Bevor er den Raum verließ, drehte er sich noch einmal um.
„Übrigens, Mister O’Flynn: Wenn du dir demnächst wieder eine Schramme holst, dann laß gefälligst dein zartes Hinterteil aus dem Spiel und verpaß dir den Kratzer ins Holzbein. Dann kannst du damit unseren Schiffszimmermann von der Arbeit abhalten, und nicht den Koch, der Wichtigeres zu tun hat, als angekratzte Achtersteven mit Tinkturen zu beträufeln. Und was dich betrifft, verehrter Mister Pellew: Wenn du unser Schiffchen noch mal als schwimmendes Hospital bezeichnest, fülle ich dir einen ganzen Topf heißer Erbsensuppe in deine Pluderhose und binde sie unten zu, du blaukarierter Zackenbarsch.“
Unter dem allgemeinen Gelächter schloß der Profos das Schott und verholte wieder an Deck.

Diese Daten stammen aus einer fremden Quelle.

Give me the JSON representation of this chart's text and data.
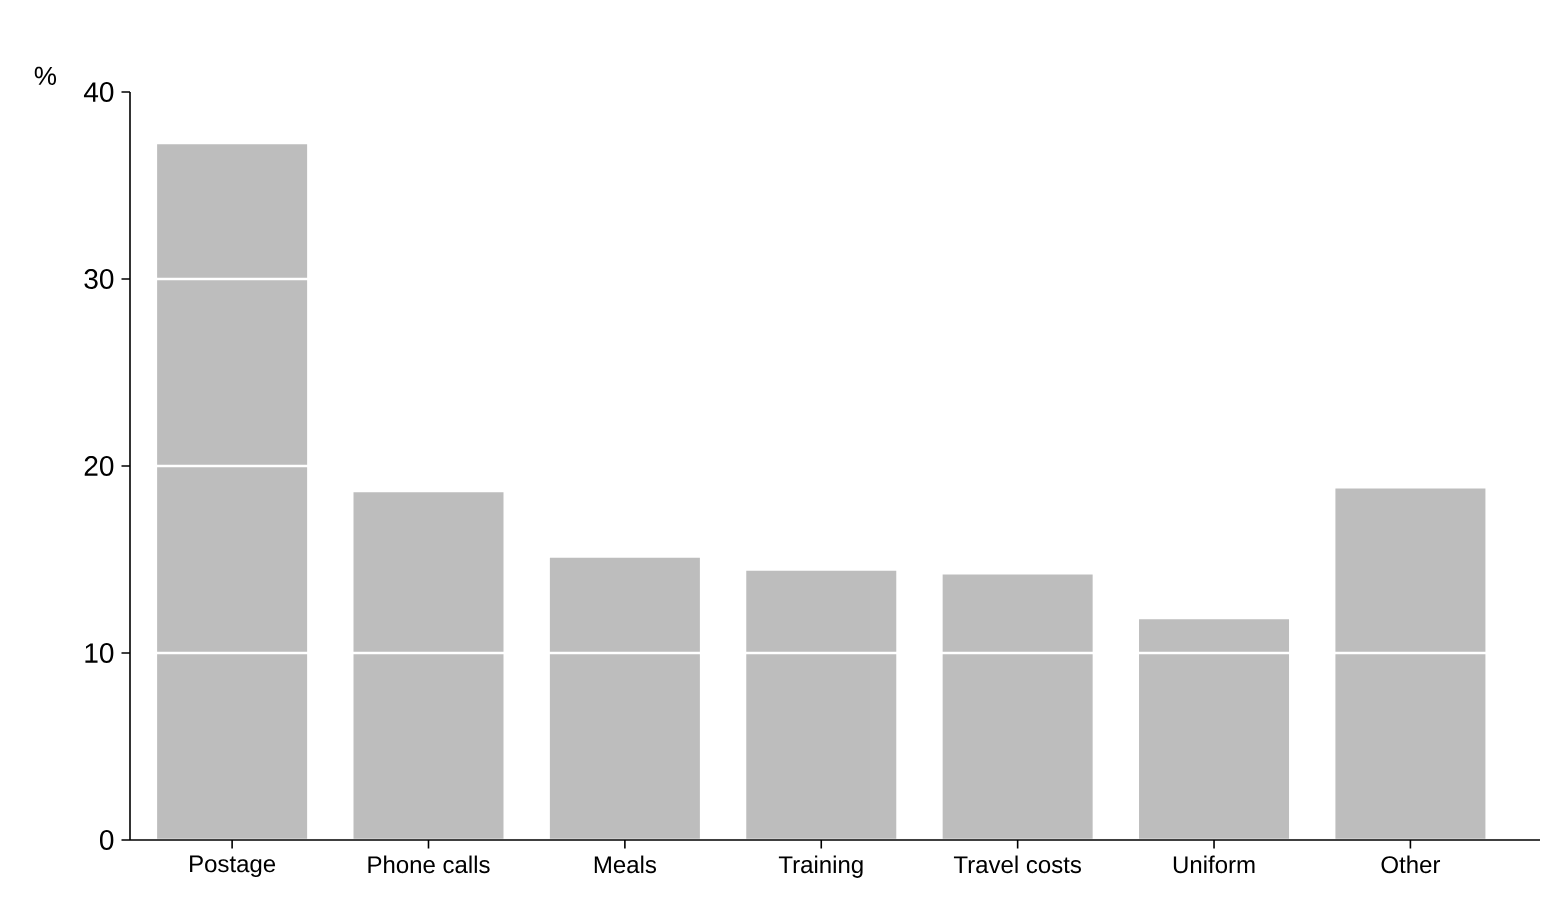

„Dein Gesicht ist so ernst, Ed“, sagte der Seewolf. „Wir haben doch hoffentlich nicht die Pestilenz an Bord?“
Carberry winkte ab.
„Ach was, Sir, außer ein paar angekratzten und angesengten Affenärschen ist nichts weiter.“
„Brrrh!“ Luke Morgan schüttelte sich, bevor er zu einem Tuch griff, um sich die Nässe vom nackten Oberkörper zu wischen. Der kleine, drahtige Mann mit dem dunkelblonden Haar und der Messernarbe auf der Stirn hatte einen heftigen Regenschauer oben im Ausguck abgewettert.

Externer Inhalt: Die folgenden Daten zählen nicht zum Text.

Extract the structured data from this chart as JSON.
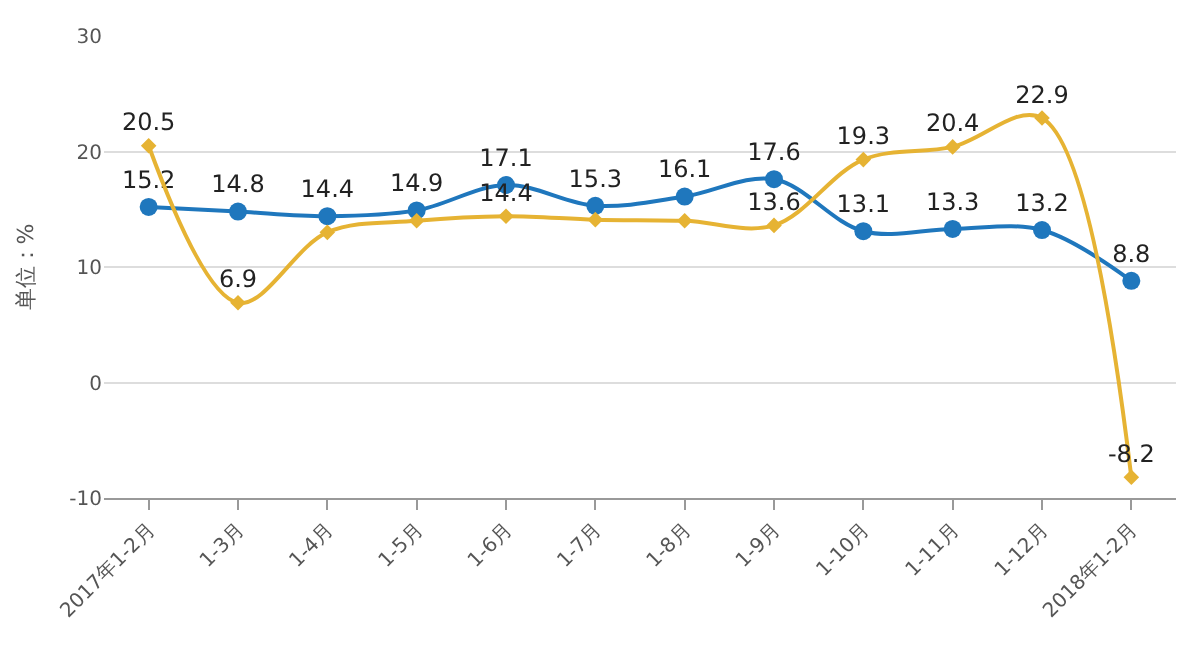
{
  "chart_data": {
    "type": "line",
    "ylabel": "单位：%",
    "categories": [
      "2017年1-2月",
      "1-3月",
      "1-4月",
      "1-5月",
      "1-6月",
      "1-7月",
      "1-8月",
      "1-9月",
      "1-10月",
      "1-11月",
      "1-12月",
      "2018年1-2月"
    ],
    "series": [
      {
        "color": "#1f77bd",
        "marker": "circle",
        "values": [
          15.2,
          14.8,
          14.4,
          14.9,
          17.1,
          15.3,
          16.1,
          17.6,
          13.1,
          13.3,
          13.2,
          8.8
        ],
        "value_labels": [
          "15.2",
          "14.8",
          "14.4",
          "14.9",
          "17.1",
          "15.3",
          "16.1",
          "17.6",
          "13.1",
          "13.3",
          "13.2",
          "8.8"
        ]
      },
      {
        "color": "#e6b333",
        "marker": "diamond",
        "values": [
          20.5,
          6.9,
          13.0,
          14.0,
          14.4,
          14.1,
          14.0,
          13.6,
          19.3,
          20.4,
          22.9,
          -8.2
        ],
        "value_labels": [
          "20.5",
          "6.9",
          null,
          null,
          "14.4",
          null,
          null,
          "13.6",
          "19.3",
          "20.4",
          "22.9",
          "-8.2"
        ]
      }
    ],
    "ylim": [
      -10,
      30
    ],
    "yticks": [
      -10,
      0,
      10,
      20,
      30
    ],
    "grid": "y",
    "legend": false
  }
}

„Plymmie kann das wesentlich besser“, bemerkte Old Donegal, der auf seinem Holzbein herangestakt kam. „Ich meine natürlich das Schütteln.“
„Was du nicht sagst.“ Luke Morgan grinste. „Ich dachte schon, du meinst das Aufentern und Ausschau halten.“
„Nun – äh, das kannst du natürlich besser, denn du bist ja keine Hündin“, meinte Old Donegal.
„Vielen Dank für diese Feststellung.“ Luke grinste noch breiter. „Sie kam gerade noch rechtzeitig, sonst hätte ich angefangen, zu bellen.“
Tückisch und wechselhaft, wie der Sommermonsun war, hatten sich die dunklen Regenwolken zum größten Teil wieder aufgelöst, und die Sonne brach durch.

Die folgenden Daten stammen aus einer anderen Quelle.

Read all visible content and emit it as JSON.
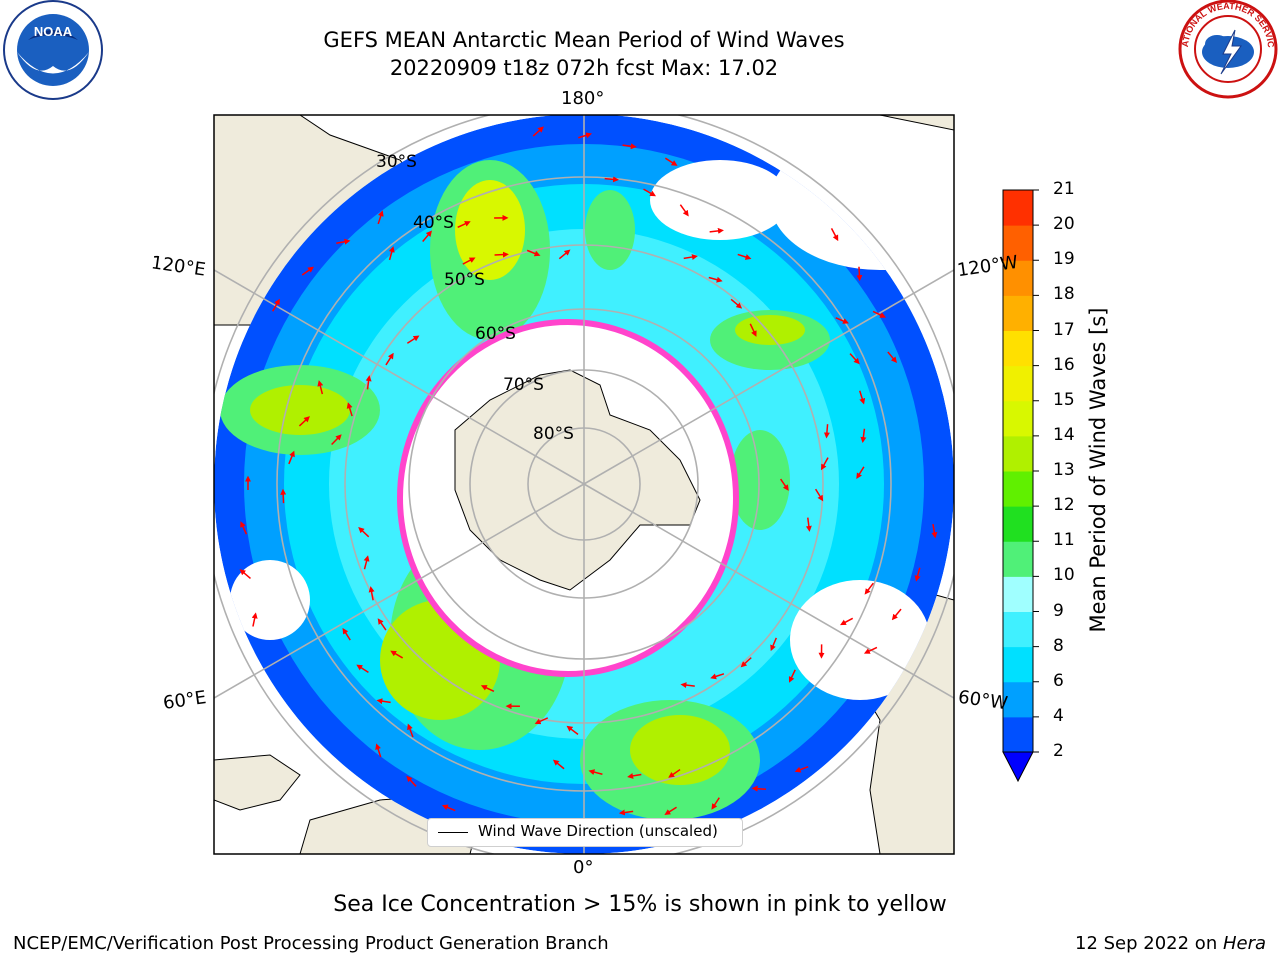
{
  "title": {
    "line1": "GEFS MEAN Antarctic Mean Period of Wind Waves",
    "line2": "20220909 t18z 072h fcst   Max: 17.02"
  },
  "map": {
    "projection": "south polar stereographic",
    "longitude_labels": {
      "top": "180°",
      "bottom": "0°",
      "left_upper": "120°E",
      "left_lower": "60°E",
      "right_upper": "120°W",
      "right_lower": "60°W"
    },
    "latitude_labels": [
      "30°S",
      "40°S",
      "50°S",
      "60°S",
      "70°S",
      "80°S"
    ],
    "legend": "Wind Wave Direction (unscaled)",
    "arrow_color": "#ff0000",
    "land_color": "#efebdc",
    "sea_ice_color": "#ff44cc"
  },
  "colorbar": {
    "label": "Mean Period of Wind Waves [s]",
    "ticks": [
      "2",
      "4",
      "6",
      "8",
      "9",
      "10",
      "11",
      "12",
      "13",
      "14",
      "15",
      "16",
      "17",
      "18",
      "19",
      "20",
      "21"
    ],
    "colors": [
      "#0050ff",
      "#00a0ff",
      "#00e0ff",
      "#40f0ff",
      "#a0ffff",
      "#50f078",
      "#20e020",
      "#60f000",
      "#b0f000",
      "#d8f800",
      "#f0f000",
      "#ffe000",
      "#ffb000",
      "#ff9000",
      "#ff6000",
      "#ff3000"
    ],
    "extend_color": "#0000ff"
  },
  "caption": "Sea Ice Concentration > 15% is shown in pink to yellow",
  "footer": {
    "left": "NCEP/EMC/Verification Post Processing Product Generation Branch",
    "right_date": "12 Sep 2022 on ",
    "right_machine": "Hera"
  },
  "logos": {
    "left": "NOAA",
    "right": "NATIONAL WEATHER SERVICE"
  }
}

Noch während Luke Morgan damit beschäftigt war, sich abzutrocknen, ertönte ein lauter, krächzender Schrei über der Kuhl. Danach näherte sich lauter Flügelschlag, und Sir John, der karmesinrote Aracanga-Papagei landete auf Lukes Schulter.
„Noch eine Nuß!“ forderte der bunte Vogel.